Les derniers mots tracés dans le carnet de mon père, étaient donc : « Cela ne va pas fort » Et en effet, il mourut peu après cet attentat, sans avoir pu s’en remettre.

Je m’étais posé la question, en recevant le carton : Pourquoi cette dame m’avait-elle fait parvenir quelques bibelots sans intérêt, et je compris qu’en fait, ils servaient de prétexte. C’est ce carnet, que la compagne de mon père voulait me faire parvenir, car elle avait du examiner tout ce qu’elle m’envoyait et avait lu, bien évidemment, le carnet de mon père.
Pourquoi voulait-elle que je le lise à mon tour ? Oui, pourquoi ?
Elle seule pourrait répondre à cette question, et je pris la décision d’aller la voir. Le notaire avait donné à maman une copie du testament de papa et je retrouverai facilement l’adresse de Jeanne Lacroix.

Je constatais alors, que j’avais un travail fou devant moi.

Il fallait que j’aille voir maman à l’hôpital, que je prenne rendez vous avec Jeanne Lacroix, que je suive mes cours de code et de conduite à l’auto école, que je m’achète une nouvelle barque, car après l’avoir retirée de la rivière, j’avais constaté que ma vieille chère barque, était en partie pourrie, et trop endommagée pour être réparée.
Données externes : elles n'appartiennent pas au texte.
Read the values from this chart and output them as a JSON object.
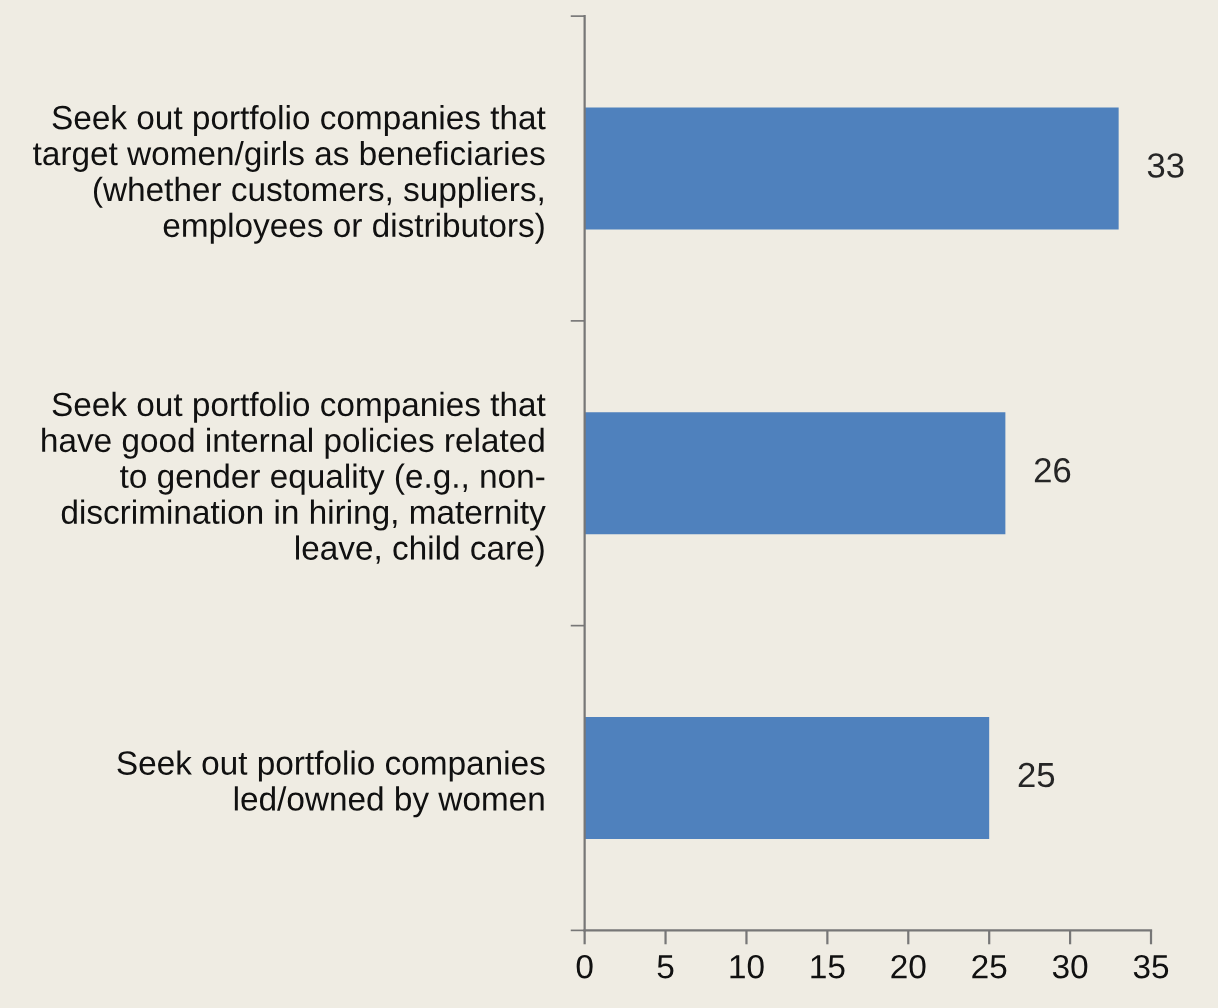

Or, j’avais besoin de reprendre mes promenades en barque. Et cet emploi du temps chargé, je ne pouvais pas le planifier, car le lendemain, j’avais rendez vous chez mon dentiste, pour un entretien d’embauche, et ma disponibilité était dépendante du résultat de cet entretien.

Bien sûr, j’aimerais être embauchée, mais l’idéal serait que le dentiste me dise : « Mademoiselle, je vous embauche, et vous commencerez dans quinze jours » Malheureusement, je ne pouvais pas me faire d’illusion : S’il m’embauchait ce serait pour commencer dès mardi, ou alors….. il ne m’embaucherait pas.
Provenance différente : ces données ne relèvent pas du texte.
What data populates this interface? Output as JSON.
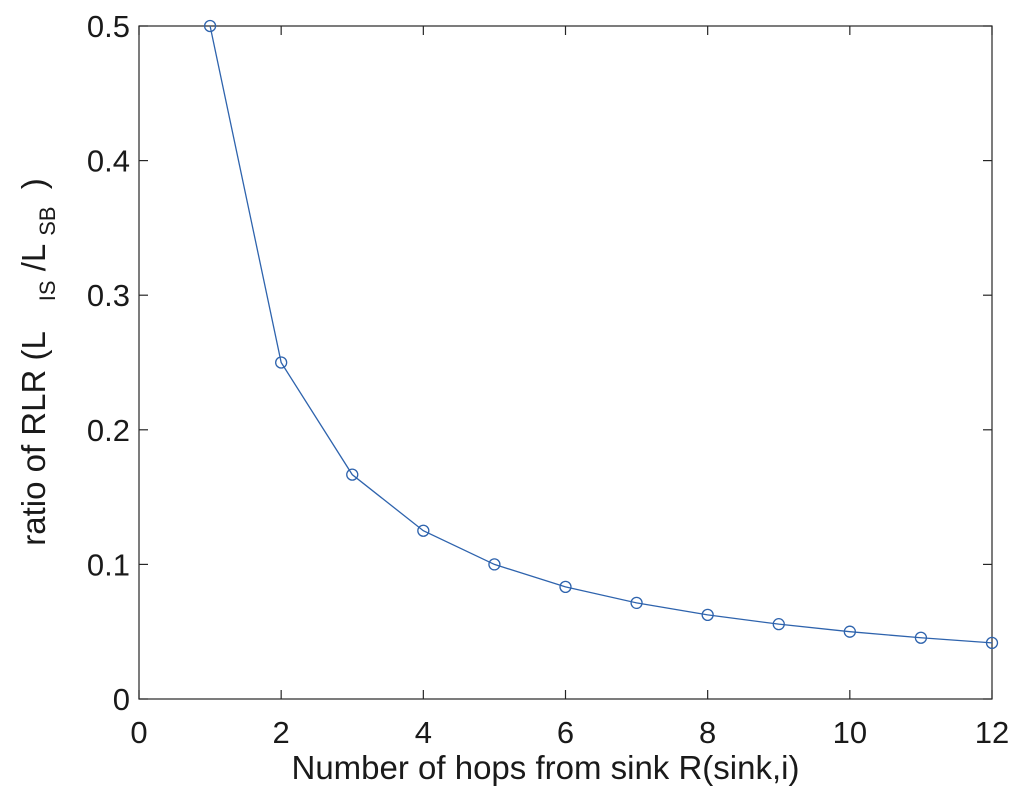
{
  "chart_data": {
    "type": "line",
    "xlabel": "Number of hops from sink R(sink,i)",
    "ylabel": {
      "prefix": "ratio of RLR (L",
      "sub1": "IS",
      "middle": "/L",
      "sub2": "SB",
      "suffix": ")"
    },
    "xlim": [
      0,
      12
    ],
    "ylim": [
      0,
      0.5
    ],
    "xticks": [
      0,
      2,
      4,
      6,
      8,
      10,
      12
    ],
    "yticks": [
      0,
      0.1,
      0.2,
      0.3,
      0.4,
      0.5
    ],
    "xtick_labels": [
      "0",
      "2",
      "4",
      "6",
      "8",
      "10",
      "12"
    ],
    "ytick_labels": [
      "0",
      "0.1",
      "0.2",
      "0.3",
      "0.4",
      "0.5"
    ],
    "grid": false,
    "series": [
      {
        "x": [
          1,
          2,
          3,
          4,
          5,
          6,
          7,
          8,
          9,
          10,
          11,
          12
        ],
        "y": [
          0.5,
          0.25,
          0.1667,
          0.125,
          0.1,
          0.0833,
          0.0714,
          0.0625,
          0.0556,
          0.05,
          0.0455,
          0.0417
        ],
        "color": "#2e63ad",
        "marker": "circle"
      }
    ]
  }
}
C’est fou. Il y a deux mois, j’étais une adolescente heureuse, sans responsabilité, sans souci, choyée par deux femmes. Mon père était un inconnu qui ne me manquait pas et aujourd’hui, je me retrouvais seule, ma mère était à
l’hôpital avec un pronostic réservé. Celle qui était ma nounou se révélait être une femme dangereuse, d’une méchanceté diabolique. Je devais songer à assurer ma vie matérielle. Mon père, n’était plus un inconnu. Il était plus
vivant pour moi, maintenant qu’il était mort.

Oui, en deux mois, j’étais passée de l’état d’adolescente insouciante, à celui d’une adulte, courbée sous de multiples problèmes.

Il me semblait que j’allais devoir respirer différemment.

Pour que le tableau ne soit pas uniquement négatif, je pouvais ajouter que j’avais rencontré peut être, un début de commencement d’amour… Peut être… peut être…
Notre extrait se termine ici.